The Red Cross is launching a recruitment drive to involve students and help people deal with crisis.
A volunteer selection event was held by the British Red Cross to recruit more people to engage with society in Cardiff on 16 February.
The most important part of this event was to include the right people. “We don’t pay anybody who just wants to volunteer for the sake of it. We want people to truly fit in and help more people that are in a crisis,” says Ms. Saunders.
“We do a lot with university groups,” says Cara Saunders, youth engagement and diversity manager for the Wales Red Cross. Students are a strong target group for the Red Cross.
On the other hand, “We get loyal people who have retired. They keep themselves busy and give back their expert knowledge as well. They give training that not only helps others but also themselves.”

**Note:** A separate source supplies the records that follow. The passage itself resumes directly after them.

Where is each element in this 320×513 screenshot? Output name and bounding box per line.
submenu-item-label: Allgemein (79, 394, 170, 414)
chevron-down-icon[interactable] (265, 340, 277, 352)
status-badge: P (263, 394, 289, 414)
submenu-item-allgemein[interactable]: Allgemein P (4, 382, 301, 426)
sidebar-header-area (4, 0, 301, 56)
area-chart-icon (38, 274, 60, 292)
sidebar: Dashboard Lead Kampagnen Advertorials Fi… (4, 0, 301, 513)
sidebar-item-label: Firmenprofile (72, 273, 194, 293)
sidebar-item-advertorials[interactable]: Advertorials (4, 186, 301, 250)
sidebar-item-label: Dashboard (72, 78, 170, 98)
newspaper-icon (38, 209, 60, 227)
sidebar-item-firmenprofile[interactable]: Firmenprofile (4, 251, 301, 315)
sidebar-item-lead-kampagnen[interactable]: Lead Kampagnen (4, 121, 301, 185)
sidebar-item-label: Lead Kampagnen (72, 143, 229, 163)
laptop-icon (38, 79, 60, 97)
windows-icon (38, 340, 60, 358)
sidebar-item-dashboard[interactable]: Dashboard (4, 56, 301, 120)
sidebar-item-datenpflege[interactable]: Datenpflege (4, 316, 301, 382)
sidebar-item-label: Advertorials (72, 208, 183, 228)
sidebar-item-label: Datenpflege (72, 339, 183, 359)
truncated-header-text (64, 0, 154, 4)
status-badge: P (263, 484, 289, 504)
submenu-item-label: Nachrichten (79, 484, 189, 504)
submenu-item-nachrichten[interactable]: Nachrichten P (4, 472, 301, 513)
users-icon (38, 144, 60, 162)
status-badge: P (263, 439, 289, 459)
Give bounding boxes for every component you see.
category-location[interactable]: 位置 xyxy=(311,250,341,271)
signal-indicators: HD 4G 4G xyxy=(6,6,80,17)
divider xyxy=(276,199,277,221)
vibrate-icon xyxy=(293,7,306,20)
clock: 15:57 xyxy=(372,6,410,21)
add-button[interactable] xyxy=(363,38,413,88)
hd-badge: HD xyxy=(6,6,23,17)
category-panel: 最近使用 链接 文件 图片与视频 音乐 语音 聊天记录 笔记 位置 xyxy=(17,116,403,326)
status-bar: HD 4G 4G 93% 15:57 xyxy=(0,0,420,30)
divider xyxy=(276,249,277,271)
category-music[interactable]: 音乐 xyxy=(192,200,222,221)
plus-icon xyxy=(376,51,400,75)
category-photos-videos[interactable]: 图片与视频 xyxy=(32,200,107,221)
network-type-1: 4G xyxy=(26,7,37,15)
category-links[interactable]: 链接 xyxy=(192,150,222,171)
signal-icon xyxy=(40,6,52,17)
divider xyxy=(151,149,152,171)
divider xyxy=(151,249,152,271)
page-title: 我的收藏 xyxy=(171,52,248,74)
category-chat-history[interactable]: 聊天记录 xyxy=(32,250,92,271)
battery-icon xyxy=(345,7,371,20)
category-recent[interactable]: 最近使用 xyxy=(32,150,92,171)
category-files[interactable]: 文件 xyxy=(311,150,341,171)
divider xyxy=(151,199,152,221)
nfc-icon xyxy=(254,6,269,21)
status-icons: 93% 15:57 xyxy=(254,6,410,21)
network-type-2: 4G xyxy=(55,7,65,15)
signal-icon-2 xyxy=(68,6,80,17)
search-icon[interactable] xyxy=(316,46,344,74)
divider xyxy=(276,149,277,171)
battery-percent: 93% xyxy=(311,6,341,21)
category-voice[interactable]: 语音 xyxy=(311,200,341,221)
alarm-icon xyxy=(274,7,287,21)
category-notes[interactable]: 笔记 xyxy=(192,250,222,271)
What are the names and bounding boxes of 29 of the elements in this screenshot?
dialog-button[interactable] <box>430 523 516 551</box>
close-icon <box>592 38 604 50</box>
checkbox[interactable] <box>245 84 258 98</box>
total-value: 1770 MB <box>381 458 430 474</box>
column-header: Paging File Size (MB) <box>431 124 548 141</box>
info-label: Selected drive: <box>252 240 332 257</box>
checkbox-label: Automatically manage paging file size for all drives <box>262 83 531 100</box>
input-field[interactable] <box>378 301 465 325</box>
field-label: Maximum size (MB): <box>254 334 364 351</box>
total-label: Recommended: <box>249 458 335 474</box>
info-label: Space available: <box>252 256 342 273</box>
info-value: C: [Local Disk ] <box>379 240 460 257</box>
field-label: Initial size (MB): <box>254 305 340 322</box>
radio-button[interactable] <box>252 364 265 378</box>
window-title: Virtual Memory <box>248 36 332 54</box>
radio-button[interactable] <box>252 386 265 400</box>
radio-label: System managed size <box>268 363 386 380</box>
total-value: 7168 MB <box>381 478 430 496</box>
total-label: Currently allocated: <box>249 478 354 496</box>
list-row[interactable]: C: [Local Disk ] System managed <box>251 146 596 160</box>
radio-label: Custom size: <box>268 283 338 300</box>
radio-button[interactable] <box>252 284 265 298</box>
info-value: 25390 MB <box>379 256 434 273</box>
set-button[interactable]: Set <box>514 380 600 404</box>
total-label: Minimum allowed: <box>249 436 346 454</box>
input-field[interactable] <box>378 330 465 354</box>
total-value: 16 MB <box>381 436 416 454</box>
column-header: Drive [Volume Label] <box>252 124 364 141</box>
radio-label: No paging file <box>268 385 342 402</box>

The Red Cross volunteer program aims to provide services like emergency response, independent living, first aid, refugee support and education amongst others. The event started by introducing the history, fundamental principles and values of the Red Cross. Then new volunteers met other people involved to communicate. Finally, new volunteers had individual services and talked to the managers of different services in the Red Cross.
The next volunteer recruitment will focus on students of Cardiff University and will be held on 25th February at 11am. The soup and socks event for the homeless is on the 5th of March. People who are interested in it can obtain more information at events.
“All volunteers need to complete the foundation-training program which lasts for three days,” says Ms. Saunders. “It covers everything, from our services, what we do worldwide, the importance of our brand and why we use the logo.”
CALMER training is psychosocial support, which basically involves listening and speaking, Ms. Saunders explains. “After finishing the three day training, they will do service specific training for whatever they have volunteered.” Each service and role has different criteria for one to be a volunteer.
There is no concept of refusing or ignoring people in a crisis, everybody is helped and we don’t ignore anybody, says Ms. Saunders.
“People need to make the right decision, those who believe in humanity, impartiality and neutrality etc.,” Cara says. “Even though they come to us and say I want to volunteer for this. We would give information about other services as well.”
Worthwhile work motivates people to join volunteer programs and engage with the organization. “The training we give is really high quality. People can switch to a variety of jobs available to them in the future,” explains Ms. Saunders.
People who get in touch with the Red Cross usually become volunteers. “In life, at some point, when they meet someone who is a member of the Red Cross, they feel they want to give something back.”